A few people [in those bands] died because they couldn’t take the stress, and they turned to drugs and stuff like that. So, it became very heavy, very fast. We all knew each other. So, when someone died, everyone would be stricken by that.

And they’d all come together, very often at my house. I had this large dining room with a fireplace; I took all the furniture out and let people just come in and sit around on my rug. They’d drink beer, and we’d hang out together with the fire going. That turned out to be a really safe place for a lot of those people. Some of those guys were almost homeless. It was crazy. They were all young and kind of off-balance.

So, there was a lot more going on than just music in those years.

Heart’s performance of “Stairway to Heaven” at the Kennedy Center event honoring Led Zeppelin has combined views on YouTube of some 100 million. And it’s become a signature moment in Heart’s five-decade journey. What stands out for you about that night?

It was such a beautiful night. The audience was filled with luminaries—President [Barack] Obama and the first lady, the surviving members of Zeppelin, [famed cellist] Yo-Yo Ma, [blues guitarist] Buddy Guy, David Letterman, Dustin Hoffman, Bonnie Raitt. It was surreal.

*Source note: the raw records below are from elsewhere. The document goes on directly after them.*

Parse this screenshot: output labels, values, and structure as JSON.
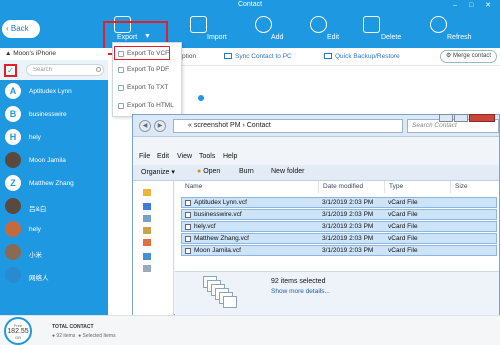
{
  "window": {
    "title": "Contact",
    "controls": "– □ ✕"
  },
  "toolbar": {
    "back": "Back",
    "export": "Export",
    "import": "Import",
    "add": "Add",
    "edit": "Edit",
    "delete": "Delete",
    "refresh": "Refresh"
  },
  "export_menu": {
    "items": [
      "Export To VCF",
      "Export To PDF",
      "Export To TXT",
      "Export To HTML"
    ],
    "active_index": 0
  },
  "subbar": {
    "partial": "ption",
    "sync": "Sync Contact to PC",
    "backup": "Quick Backup/Restore",
    "merge": "Merge contact"
  },
  "sidebar": {
    "device": "Moon's iPhone",
    "search_placeholder": "Search",
    "contacts": [
      {
        "initial": "A",
        "name": "Aptitudex Lynn"
      },
      {
        "initial": "B",
        "name": "businesswire"
      },
      {
        "initial": "H",
        "name": "hely"
      },
      {
        "initial": "",
        "name": "Moon Jamila"
      },
      {
        "initial": "Z",
        "name": "Matthew Zhang"
      },
      {
        "initial": "",
        "name": "吕&白"
      },
      {
        "initial": "",
        "name": "hely"
      },
      {
        "initial": "",
        "name": "小米"
      },
      {
        "initial": "",
        "name": "网络人"
      }
    ]
  },
  "footer": {
    "free_label": "Free",
    "free_value": "182.55",
    "free_unit": "GB",
    "total_label": "TOTAL CONTACT",
    "items": "92 items",
    "selected": "Selected Items"
  },
  "explorer": {
    "path": "« screenshot PM › Contact",
    "search_placeholder": "Search Contact",
    "menu": [
      "File",
      "Edit",
      "View",
      "Tools",
      "Help"
    ],
    "commands": [
      "Organize ▾",
      "Open",
      "Burn",
      "New folder"
    ],
    "columns": [
      "Name",
      "Date modified",
      "Type",
      "Size"
    ],
    "files": [
      {
        "name": "Aptitudex Lynn.vcf",
        "date": "3/1/2019 2:03 PM",
        "type": "vCard File"
      },
      {
        "name": "businesswire.vcf",
        "date": "3/1/2019 2:03 PM",
        "type": "vCard File"
      },
      {
        "name": "hely.vcf",
        "date": "3/1/2019 2:03 PM",
        "type": "vCard File"
      },
      {
        "name": "Matthew Zhang.vcf",
        "date": "3/1/2019 2:03 PM",
        "type": "vCard File"
      },
      {
        "name": "Moon Jamila.vcf",
        "date": "3/1/2019 2:03 PM",
        "type": "vCard File"
      }
    ],
    "selected_count": "92 items selected",
    "show_more": "Show more details..."
  },
  "colors": {
    "brand": "#1e98e0",
    "highlight": "#e3202a"
  }
}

I remember, when it was our turn to perform “Stairway to Heaven,” my sister and I were pretty nervous. We had to convince ourselves to not think about it right then—to just do it, and not get freaked out by the moment. It worked out.

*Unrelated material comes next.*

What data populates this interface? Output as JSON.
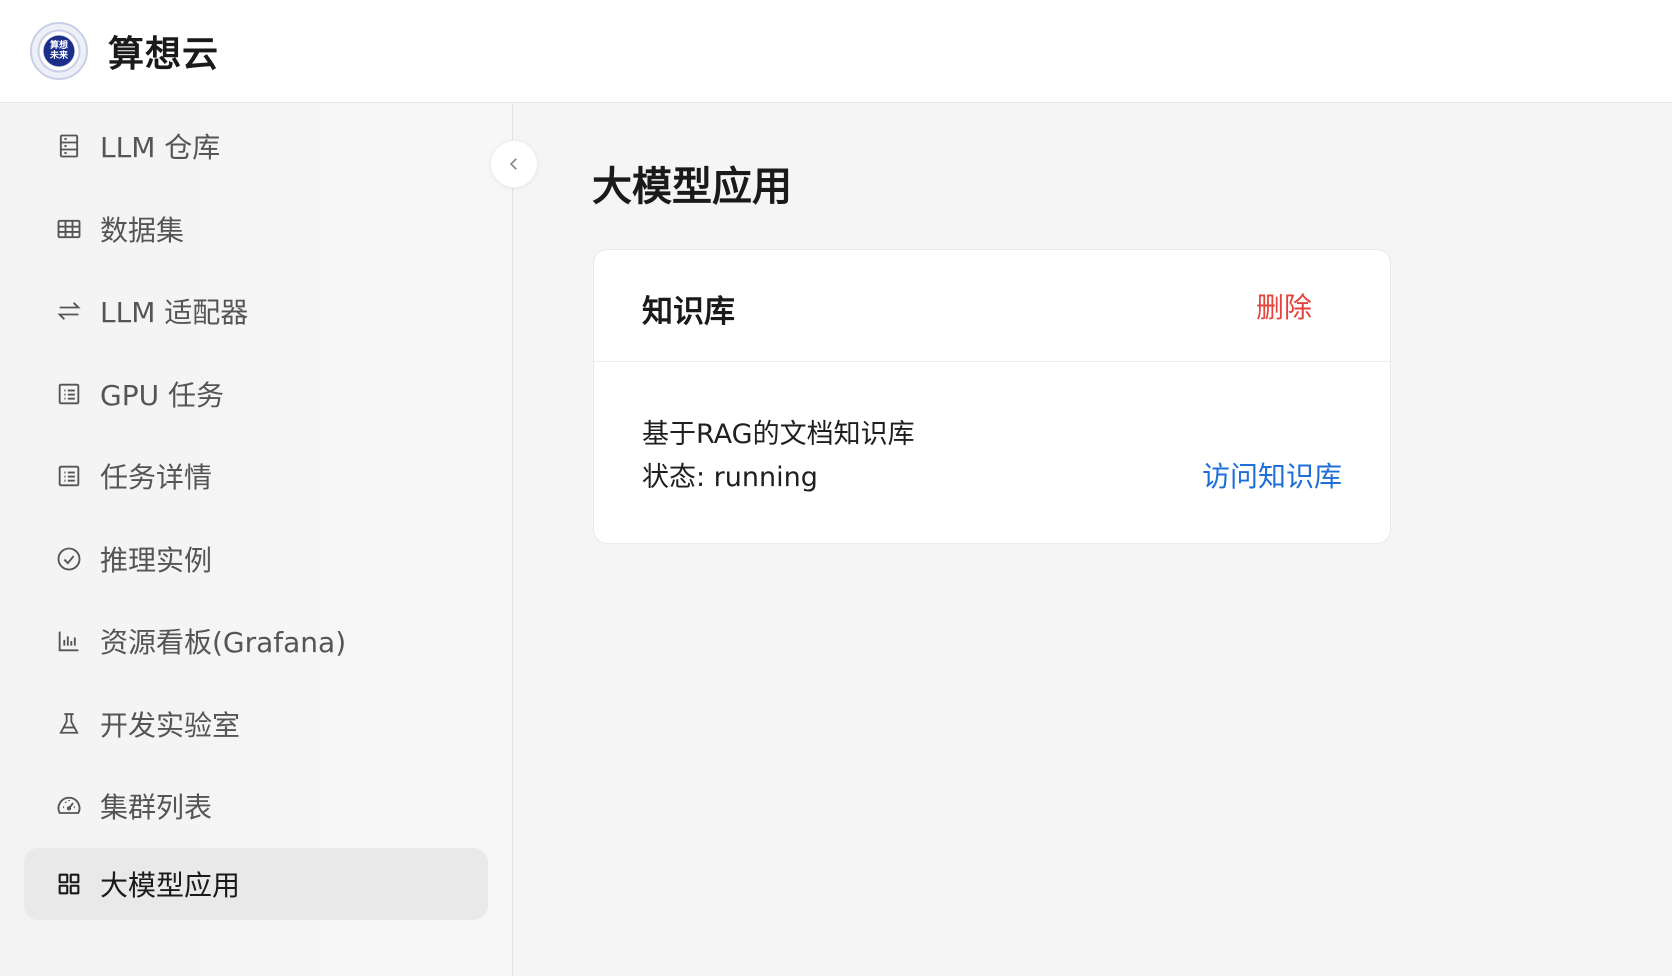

From our vantage point, we couldn’t see what was going on in the Zeppelin box, it was too far away. But I saw it on YouTube like everyone else. It was quite a thrill to see the emotion with which the Zeppelin guys looked down at the stage.

I’d be remiss if I didn’t ask you what the future holds for Heart. Any plans to tour again?

Next year is the 50th anniversary of Heart getting together. We plan to have an event to celebrate that. So, Heart will be playing again next year.

An Evening with Ann Wilson and the Amazing Dawgs

When: June 17, 8 p.m.

Where: The Parker (707 Eighth St., Fort Lauderdale)

What: The legendary vocalist from the rock band Heart is on the road with the Dawgs, a group of musicians she started working with at the onset of the COVID-19 pandemic. Expect to hear cuts off Wilson’s new album, Fierce Bliss, along with hits and deep cuts from Heart’s prolific catalog, one that spans five decades and encompasses some 35 million albums sold.